Social psychological inquiries into attitude-behavior relations have come a long way. The pessimism of the early 1970s gave way to a decision theoretical reformulation of the question by the TRA and its variations and a process-oriented theory of attitude accessibility. Yet, neither formulation asked the question of where the behavior comes from in attitude-behavior relations. The behavior generation is an issue fundamental to any attempts at understanding behaviors. For an intention to perform a behavior to be formed, that behavior must come to one's mind. For an attitude to be used to decide whether a behavior is to be performed, that behavior must be generated to be selected. The behavior generation is an issue conceptually prior to the decision making.
It should come as no surprise that Doob ( 1947, p. 136) referenced the behavior generation process in his behaviorist approach to attitudes. In fact, his definition of attitude is almost what we have called behavior representations: "An attitude is an implicit response which is both (a) anticipatory and (b) mediating in reference to patterns of overt responses [emphasis added], which is evoked (a) by a variety of stimulus patterns (b) as a result of previous learning or of gradients of generalization and discrimination, which is itself cue- and drive-producing, and which is considered socially significant in the individual's society." Yet, our formulation is different from Doob's in that we used a connectionist model of mental processes in modeling the behavior generation. In Doob's formulation, it is unclear how responses are generated, whether serially one by one or in parallel processes. By contrast, we postulated parallel processes in which a composite behavior representation is generated.

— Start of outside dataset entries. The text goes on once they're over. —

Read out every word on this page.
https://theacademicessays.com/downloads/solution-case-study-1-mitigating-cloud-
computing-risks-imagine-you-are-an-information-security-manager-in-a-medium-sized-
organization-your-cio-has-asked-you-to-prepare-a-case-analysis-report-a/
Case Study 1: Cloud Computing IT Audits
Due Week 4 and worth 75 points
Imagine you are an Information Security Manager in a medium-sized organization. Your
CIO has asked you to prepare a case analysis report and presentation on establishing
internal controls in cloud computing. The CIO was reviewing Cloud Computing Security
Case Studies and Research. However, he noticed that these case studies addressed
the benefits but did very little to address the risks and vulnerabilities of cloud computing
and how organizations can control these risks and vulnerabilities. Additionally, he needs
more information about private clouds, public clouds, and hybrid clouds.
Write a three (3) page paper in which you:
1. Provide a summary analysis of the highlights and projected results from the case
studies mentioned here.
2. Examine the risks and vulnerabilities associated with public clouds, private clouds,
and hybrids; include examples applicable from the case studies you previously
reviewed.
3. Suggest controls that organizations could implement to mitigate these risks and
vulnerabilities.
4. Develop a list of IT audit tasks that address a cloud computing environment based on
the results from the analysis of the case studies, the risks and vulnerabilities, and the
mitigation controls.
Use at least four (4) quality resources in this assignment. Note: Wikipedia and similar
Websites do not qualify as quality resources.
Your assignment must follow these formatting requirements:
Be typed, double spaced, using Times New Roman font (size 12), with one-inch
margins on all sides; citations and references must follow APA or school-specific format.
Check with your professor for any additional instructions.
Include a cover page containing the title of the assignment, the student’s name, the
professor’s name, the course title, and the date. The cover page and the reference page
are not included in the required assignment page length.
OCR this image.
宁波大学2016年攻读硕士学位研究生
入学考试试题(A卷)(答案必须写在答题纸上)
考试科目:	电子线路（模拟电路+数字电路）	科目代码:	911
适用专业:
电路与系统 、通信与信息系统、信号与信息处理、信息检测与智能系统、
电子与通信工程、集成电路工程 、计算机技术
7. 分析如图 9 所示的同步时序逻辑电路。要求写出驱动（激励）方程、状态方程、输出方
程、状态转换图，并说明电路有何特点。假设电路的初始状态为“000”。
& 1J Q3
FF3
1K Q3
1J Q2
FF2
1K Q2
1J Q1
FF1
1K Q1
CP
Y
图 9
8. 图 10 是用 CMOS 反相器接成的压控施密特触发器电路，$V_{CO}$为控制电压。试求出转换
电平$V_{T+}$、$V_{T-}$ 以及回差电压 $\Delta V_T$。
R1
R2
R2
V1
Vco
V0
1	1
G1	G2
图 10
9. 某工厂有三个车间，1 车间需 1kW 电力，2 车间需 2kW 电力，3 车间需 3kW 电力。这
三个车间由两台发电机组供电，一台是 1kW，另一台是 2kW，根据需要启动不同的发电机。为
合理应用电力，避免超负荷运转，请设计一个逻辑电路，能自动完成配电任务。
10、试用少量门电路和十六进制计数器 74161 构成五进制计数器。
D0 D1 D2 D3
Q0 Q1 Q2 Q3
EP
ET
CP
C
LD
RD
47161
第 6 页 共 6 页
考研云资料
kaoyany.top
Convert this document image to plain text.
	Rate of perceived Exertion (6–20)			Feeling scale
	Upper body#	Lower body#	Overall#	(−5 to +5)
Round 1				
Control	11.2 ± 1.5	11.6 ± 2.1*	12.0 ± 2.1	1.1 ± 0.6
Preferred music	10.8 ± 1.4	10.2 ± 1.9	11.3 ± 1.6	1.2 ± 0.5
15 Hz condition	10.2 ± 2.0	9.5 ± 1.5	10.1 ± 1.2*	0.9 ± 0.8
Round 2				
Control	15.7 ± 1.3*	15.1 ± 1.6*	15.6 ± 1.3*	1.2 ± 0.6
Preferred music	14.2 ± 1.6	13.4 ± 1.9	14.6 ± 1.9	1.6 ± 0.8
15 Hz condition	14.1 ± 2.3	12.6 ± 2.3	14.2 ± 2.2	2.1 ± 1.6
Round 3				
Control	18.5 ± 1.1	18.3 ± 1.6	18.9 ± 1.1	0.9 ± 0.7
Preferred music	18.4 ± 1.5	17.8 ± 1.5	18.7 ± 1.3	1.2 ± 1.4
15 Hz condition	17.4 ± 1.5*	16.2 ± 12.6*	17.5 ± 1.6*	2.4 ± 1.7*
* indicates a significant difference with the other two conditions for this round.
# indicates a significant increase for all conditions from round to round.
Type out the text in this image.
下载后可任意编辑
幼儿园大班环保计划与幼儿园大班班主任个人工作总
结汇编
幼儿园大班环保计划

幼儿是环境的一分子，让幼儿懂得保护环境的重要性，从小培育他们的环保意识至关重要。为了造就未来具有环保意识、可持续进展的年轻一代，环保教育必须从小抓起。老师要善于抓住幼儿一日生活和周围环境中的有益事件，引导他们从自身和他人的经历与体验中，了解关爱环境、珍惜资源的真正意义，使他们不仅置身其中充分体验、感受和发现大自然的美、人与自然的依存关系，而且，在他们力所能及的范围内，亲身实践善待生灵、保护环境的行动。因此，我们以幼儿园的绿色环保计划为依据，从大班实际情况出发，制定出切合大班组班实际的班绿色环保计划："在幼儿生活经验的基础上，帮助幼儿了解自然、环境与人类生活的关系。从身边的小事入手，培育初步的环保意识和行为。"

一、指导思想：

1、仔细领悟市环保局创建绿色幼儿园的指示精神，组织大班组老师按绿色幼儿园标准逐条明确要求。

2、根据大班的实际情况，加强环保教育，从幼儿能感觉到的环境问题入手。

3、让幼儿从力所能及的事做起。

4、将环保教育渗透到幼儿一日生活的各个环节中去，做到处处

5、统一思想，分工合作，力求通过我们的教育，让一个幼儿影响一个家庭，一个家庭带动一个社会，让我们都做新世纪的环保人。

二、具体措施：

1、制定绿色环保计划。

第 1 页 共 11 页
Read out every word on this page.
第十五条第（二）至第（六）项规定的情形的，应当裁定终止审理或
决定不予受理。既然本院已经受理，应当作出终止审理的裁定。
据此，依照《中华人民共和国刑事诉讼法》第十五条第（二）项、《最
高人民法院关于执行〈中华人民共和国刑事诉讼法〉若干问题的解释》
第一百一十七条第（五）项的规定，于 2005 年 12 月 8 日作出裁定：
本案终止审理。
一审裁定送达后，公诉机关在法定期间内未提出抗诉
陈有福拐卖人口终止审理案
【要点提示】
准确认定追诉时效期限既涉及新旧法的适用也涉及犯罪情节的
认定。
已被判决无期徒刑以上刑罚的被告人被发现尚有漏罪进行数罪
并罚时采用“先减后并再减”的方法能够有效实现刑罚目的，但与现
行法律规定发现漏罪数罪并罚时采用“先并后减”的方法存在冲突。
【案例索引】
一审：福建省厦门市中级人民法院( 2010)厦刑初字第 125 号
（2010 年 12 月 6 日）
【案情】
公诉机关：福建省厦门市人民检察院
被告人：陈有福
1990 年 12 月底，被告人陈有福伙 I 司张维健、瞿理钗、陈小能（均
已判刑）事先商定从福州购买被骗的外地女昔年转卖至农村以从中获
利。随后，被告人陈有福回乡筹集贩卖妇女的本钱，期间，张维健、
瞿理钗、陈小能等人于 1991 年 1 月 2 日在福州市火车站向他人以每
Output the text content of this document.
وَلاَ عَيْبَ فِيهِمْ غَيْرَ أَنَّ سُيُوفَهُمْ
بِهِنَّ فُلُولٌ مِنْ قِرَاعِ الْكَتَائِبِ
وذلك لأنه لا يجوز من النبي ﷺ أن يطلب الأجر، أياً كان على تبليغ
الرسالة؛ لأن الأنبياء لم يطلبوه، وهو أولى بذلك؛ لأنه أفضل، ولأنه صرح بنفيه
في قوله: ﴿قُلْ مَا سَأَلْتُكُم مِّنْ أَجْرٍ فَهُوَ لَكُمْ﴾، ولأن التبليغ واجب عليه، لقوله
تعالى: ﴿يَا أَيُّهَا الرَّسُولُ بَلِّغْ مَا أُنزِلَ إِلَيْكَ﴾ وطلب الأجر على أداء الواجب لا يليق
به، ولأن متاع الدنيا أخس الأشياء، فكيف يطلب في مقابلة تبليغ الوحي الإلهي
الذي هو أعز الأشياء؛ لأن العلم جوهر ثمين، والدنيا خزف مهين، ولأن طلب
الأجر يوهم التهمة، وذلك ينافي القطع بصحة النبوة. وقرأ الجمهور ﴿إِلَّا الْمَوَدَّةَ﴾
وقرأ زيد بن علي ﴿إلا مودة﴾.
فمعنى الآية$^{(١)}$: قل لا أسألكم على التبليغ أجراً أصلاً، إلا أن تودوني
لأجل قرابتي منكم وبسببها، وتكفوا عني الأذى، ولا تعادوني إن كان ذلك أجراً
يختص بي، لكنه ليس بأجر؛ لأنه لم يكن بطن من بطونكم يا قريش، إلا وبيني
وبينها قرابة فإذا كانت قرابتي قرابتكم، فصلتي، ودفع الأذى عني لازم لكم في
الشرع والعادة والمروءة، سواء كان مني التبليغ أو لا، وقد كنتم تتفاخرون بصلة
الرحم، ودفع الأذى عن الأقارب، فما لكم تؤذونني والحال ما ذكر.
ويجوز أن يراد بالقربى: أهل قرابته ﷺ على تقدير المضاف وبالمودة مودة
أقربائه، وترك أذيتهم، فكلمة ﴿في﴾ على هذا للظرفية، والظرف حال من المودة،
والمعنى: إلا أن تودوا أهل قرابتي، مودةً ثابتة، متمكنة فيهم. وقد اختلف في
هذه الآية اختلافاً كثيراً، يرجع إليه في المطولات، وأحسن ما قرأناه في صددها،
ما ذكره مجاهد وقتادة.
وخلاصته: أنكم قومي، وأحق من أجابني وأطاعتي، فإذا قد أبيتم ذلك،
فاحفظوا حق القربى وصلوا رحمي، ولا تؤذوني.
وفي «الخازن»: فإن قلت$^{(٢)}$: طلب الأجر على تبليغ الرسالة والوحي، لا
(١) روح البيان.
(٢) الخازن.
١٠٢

Clearly, the current formulation requires further specification and development. Most of all, the theory needs to be tested empirically. Perhaps our formulation should be taken as a call to pay closer attention to action. The inquiry into attitude-behavior relations is one of very few areas in contemporary social psychology, if any, in which the prediction of action is an explicit aim. A strongly action-oriented approach to the issue may be needed. Miller, Galanter, and Pribram ( 1960) in their Plans and the Structure of Behavior, criticized Tolman's cognitive map approach to learning (p. 9):
It is so transparently clear to [cognitive theorists] that if a hungry rat knows where to find food . . . he will go there and eat. What more is there to explain? The answer, of course, is that a great deal is left to be explained. The gap from knowledge to action looks smaller than the gap from stimulus to action--yet the gap is still there, still indefinitely large. Tolman . . . leaps over that gap when he infers the rat's cognitive organization from its behavior. But that leaves still outstanding the question of the rat's ability to leap it.